Starting an Interactive Session

  • To run our analyses we will need to move from the login node to a compute node. We can do this by entering:
srun -p batch --time=3:00:00 -n 2 --mem=4g --reservation=chbe165 --pty bash
Explanation of Commands
  • srun: SLURM command to run a parallel job
  • -p: asking for a partition, here we are requesting the batch partition
  • --time: time we need here we request 3 hours
  • -n: number of CPUs needed here we requested 2
  • --mem: memory we need here we request 4 Gigabytes
  • --reservation: the reservation of compute resources to use here we use the chbe165 reservation
  • --pty: get a pseudo bash terminal

The chbe165 reservation will be unavailable a few days after this workshop. This reservation is a temporary reservation for this class. To get on an interactive node outside of this session just remove --reservation=chbe165 from the command!
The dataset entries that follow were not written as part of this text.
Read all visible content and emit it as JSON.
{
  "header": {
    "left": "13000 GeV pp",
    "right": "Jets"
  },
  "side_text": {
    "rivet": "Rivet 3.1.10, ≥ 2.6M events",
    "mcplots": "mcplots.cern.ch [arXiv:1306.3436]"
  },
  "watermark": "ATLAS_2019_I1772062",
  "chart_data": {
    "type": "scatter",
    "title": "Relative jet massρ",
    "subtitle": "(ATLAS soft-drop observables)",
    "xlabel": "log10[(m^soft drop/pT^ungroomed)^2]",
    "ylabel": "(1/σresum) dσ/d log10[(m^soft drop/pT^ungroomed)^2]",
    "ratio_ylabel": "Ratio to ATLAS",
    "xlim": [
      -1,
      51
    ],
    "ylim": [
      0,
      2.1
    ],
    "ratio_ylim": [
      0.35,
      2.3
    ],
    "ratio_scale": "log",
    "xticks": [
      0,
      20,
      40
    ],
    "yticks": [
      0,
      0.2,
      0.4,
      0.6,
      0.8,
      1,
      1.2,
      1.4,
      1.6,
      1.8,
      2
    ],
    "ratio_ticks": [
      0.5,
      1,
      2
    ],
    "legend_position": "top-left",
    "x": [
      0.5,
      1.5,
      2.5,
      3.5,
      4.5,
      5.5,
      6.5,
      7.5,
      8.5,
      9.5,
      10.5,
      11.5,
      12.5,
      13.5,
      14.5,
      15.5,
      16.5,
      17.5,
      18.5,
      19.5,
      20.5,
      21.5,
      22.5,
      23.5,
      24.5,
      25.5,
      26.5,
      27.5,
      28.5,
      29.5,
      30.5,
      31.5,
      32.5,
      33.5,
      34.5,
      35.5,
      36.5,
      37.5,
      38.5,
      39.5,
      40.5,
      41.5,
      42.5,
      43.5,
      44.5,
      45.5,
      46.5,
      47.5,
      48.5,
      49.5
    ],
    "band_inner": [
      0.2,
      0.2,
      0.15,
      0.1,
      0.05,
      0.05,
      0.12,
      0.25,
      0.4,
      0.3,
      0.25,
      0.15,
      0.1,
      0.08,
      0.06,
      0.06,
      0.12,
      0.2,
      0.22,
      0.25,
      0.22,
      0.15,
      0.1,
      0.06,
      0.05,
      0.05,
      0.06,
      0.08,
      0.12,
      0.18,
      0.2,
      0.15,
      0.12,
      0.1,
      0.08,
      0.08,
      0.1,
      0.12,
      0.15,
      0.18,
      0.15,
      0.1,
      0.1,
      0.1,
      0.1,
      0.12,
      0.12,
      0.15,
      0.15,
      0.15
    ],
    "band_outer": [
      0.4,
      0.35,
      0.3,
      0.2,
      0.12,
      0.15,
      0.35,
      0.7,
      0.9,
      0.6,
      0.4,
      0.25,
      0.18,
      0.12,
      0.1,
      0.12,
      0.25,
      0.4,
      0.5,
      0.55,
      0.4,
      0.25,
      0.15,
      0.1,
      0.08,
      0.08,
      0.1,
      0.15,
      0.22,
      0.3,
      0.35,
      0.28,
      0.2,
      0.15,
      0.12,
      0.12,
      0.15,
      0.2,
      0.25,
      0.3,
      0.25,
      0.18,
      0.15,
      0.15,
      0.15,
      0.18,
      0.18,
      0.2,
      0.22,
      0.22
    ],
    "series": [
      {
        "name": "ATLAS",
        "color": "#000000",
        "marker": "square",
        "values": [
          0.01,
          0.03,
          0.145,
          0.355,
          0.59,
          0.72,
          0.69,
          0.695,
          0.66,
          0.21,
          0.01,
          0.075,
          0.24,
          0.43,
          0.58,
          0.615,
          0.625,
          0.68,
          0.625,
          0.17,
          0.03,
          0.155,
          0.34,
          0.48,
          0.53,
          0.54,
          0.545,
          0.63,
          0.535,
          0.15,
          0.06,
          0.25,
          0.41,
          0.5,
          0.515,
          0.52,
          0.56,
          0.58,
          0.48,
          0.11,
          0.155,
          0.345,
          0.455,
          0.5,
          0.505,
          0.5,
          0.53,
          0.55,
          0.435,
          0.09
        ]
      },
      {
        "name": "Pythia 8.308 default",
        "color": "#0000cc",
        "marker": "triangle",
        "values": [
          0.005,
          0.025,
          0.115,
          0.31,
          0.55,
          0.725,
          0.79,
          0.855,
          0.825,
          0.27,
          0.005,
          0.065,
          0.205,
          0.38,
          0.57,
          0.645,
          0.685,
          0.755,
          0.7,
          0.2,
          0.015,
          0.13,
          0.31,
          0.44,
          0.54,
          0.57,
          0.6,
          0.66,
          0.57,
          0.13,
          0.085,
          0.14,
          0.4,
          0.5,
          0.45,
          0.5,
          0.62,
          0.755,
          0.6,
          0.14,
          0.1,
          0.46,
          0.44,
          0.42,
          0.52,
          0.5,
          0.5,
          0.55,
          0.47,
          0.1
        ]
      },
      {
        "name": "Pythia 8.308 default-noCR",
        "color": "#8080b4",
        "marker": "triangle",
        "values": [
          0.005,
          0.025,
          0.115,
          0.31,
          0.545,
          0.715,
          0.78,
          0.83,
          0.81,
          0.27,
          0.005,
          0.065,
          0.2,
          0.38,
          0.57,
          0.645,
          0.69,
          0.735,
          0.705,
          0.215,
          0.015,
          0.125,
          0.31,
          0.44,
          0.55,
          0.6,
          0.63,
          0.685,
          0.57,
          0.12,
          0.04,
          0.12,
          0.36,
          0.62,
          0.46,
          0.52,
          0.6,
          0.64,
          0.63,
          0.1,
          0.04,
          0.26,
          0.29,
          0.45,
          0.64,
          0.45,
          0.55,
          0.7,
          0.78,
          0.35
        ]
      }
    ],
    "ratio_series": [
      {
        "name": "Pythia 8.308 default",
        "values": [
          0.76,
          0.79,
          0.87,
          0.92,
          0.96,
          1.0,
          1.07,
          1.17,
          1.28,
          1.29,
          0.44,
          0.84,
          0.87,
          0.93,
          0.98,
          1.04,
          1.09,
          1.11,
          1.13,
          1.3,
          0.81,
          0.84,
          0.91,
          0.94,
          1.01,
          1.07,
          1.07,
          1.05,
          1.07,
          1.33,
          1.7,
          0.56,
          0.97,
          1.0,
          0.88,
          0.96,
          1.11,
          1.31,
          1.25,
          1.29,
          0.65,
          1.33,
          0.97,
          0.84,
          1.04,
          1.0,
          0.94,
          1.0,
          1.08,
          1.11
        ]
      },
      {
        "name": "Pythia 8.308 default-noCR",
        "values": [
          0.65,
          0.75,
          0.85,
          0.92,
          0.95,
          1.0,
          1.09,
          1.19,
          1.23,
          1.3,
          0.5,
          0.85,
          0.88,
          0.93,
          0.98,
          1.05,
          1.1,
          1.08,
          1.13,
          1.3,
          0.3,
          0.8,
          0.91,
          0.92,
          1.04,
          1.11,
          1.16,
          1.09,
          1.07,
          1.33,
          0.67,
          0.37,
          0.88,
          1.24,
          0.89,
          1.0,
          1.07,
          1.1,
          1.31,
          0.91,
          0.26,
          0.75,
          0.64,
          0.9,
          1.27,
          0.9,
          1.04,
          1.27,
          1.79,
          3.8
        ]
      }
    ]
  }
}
  • When you get a compute node you'll note that your prompt will no longer say login and instead say the name of the node:
[tutln01@c1cmp048 ~]$

Set Up For Analysis

  • To get our AlphaFold data we will enter:
cp -r /cluster/tufts/bio/tools/training/cas12a_af2 ./
  • Now let's go into this folder with the following command:
cd cas12a_af2 
  • Given that AlphaFold2 can take anywhere from a few hours to a few days to run - AlphaFold2 predictions have already been generated for the Cas12a-CWF mutants from our study. We will use a script from the VIB Bioinformatics Core to visualize the accuracy of AlphaFold2's predictions. First we will need to load the software needed to run that script:
module load alphafold/2.1.1
  • Now we will need to feed our script three arguments:

    • --input_dir input directory with model files
    • --output_dir output directory to put our plots of model information
    • --name optional prefix to add to our file names
python af2_accuracy_viz.py --input_dir mut2cwf/5XUS_mut2cwf --output_dir ./ --name mut2cwf
  • Running this will generate two images in your current directory:

    • mut2cwf_coverage_LDDT.png - plots of your msa coverage and pLDDT scores per residue per model
    • mut2cwf_PAE.png - plots of your predicted alignment error
  • The following is are the pLDDT and PAE scores for the Cas12a-CWF mutant:

  • You'll note that for the pLDDT plots, that the multiple sequence alignment is plotted with a bar on the side to tell you how similar those sequences were to your query sequence (in this case each of the Cas12a-CWF mutant)
Do you see a region in the MSA plot that seems more conserved? How about less conserved?
How does this coverage seem to affect the confidence in each residues position in the pLDDT plots?